Our test code for this task can be run from the Linux command-line using the command:

py.test -v -x -k compute_benford_dist

Task 5: Compute Benford mean absolute difference

You can plot the actual distribution for a set of data and the expected distribution to get a sense of the difference between the two. In fact, we have included a function to do just that in benford.py. It is also useful to have a quantitative measure of the difference between the distributions as well. For this assignment, we’re going to use the mean absolute difference (MAD) of the expected distribution and the actual distribution for a given set of data and specified number of digits as our quantitative measure.

Given two lists, x and y, of length \(N\), the MAD is:

\[MAD(x, y) = 1/N * \sum \limits_{i=1}^N | x_i - y_i |\]

where \(x_i\) and \(y_i\) are the ith elements of x and y respectively.

You can find a brief description of how to interpret this value here. For a more detailed analysis, see the book Digital Analysis Using Benford’s Law by Mark Nigrini.

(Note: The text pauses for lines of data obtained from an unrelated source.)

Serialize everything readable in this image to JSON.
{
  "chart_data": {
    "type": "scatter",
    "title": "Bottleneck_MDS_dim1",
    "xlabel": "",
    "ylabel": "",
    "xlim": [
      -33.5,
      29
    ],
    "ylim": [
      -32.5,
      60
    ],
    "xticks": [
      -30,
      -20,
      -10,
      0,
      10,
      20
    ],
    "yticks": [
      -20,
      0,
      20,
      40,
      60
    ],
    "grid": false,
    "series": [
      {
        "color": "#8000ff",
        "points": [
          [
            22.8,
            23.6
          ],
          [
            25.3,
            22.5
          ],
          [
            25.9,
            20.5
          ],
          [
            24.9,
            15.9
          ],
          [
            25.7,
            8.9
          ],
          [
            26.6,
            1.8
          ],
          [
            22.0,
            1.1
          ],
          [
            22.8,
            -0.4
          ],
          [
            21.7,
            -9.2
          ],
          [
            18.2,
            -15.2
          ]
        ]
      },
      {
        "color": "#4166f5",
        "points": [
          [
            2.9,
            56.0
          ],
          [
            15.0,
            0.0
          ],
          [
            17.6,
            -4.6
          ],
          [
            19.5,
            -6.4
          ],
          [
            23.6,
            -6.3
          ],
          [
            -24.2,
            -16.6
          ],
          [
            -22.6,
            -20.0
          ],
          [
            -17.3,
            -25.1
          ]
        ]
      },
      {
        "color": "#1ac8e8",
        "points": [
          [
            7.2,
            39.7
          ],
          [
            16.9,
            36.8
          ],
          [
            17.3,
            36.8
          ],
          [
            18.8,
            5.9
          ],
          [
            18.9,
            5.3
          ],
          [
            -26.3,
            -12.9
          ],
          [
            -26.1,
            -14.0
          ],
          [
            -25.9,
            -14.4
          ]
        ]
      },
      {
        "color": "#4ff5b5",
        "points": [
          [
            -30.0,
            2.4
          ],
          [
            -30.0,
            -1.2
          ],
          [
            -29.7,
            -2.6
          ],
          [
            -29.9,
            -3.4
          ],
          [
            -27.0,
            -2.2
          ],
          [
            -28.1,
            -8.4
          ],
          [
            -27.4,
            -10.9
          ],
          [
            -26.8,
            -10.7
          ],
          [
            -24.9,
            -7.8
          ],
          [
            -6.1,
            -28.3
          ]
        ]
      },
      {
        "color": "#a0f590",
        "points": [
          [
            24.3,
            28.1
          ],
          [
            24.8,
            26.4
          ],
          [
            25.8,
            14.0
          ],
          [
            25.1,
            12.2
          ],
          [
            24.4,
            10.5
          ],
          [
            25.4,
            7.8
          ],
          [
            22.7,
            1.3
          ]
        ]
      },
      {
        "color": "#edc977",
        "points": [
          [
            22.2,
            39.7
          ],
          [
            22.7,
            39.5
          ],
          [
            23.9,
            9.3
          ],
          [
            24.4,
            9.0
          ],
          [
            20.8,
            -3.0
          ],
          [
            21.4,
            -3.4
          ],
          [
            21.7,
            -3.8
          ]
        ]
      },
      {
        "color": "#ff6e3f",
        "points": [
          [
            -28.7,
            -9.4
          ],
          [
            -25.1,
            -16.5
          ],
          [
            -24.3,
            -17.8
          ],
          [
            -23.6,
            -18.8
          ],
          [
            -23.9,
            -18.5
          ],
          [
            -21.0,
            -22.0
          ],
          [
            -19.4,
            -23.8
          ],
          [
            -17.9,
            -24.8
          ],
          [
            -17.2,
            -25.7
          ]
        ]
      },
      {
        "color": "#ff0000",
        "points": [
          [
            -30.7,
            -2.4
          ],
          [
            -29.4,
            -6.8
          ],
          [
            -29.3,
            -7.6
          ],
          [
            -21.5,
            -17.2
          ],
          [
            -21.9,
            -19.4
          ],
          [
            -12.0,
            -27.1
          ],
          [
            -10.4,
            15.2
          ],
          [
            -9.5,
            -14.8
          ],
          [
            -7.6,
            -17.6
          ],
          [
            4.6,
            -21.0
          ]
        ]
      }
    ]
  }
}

Your last task is to complete the function compute_benford_MAD, which should take a non-empty list of strings that represent positive amounts in dollars and a number of digits as arguments. As in the previous task, it does not make sense to call this function on an empty list.

Your implementation should call your functions from Tasks 3 and 4 to get the distributions and then compute and return the mean absolute difference between the two. Do not repeat the code from Tasks 3 and 4 in this function.

Testing Task 5

Our test code for this function uses the same inputs as the tests for Task 4. The expected results are read from files (simple_computed_benford_mad_1_output.txt, for example).

Run the command:

py.test -v -x -k MAD

from the Linux command-line to run our test code for this task.

Putting it all together

We have included code in benford.py that calls your functions to compute and then plot the expected and actual Benford distributions for a data set and to compute and report the MAD of the data set. It takes three arguments: name of the input data file, the number of the column that contains the amounts (zero-based), and the number of leading digits.

Here is a sample use of this program:

$ python3 benford.py data/payments_50_input.csv 2 2
MAD: 0.01211

and here is the plot that it generates:

image-actual-expected-50

Submission

To submit your assignment, make sure that you have:

  • put your name at the top of your file,
  • registered for the assignment using chisubmit (if you have not done so already),
  • added, commited, and pushed your code to the git server, and
  • run the chisubmit submission command.
chisubmit student assignment register pa1

git add benford.py
git commit -m"final version ready for submission"
git push

chisubmit student assignment submit pa1

We recommend cutting and pasting these commands rather than re-typing them!

Remember to push your code to the server early and often!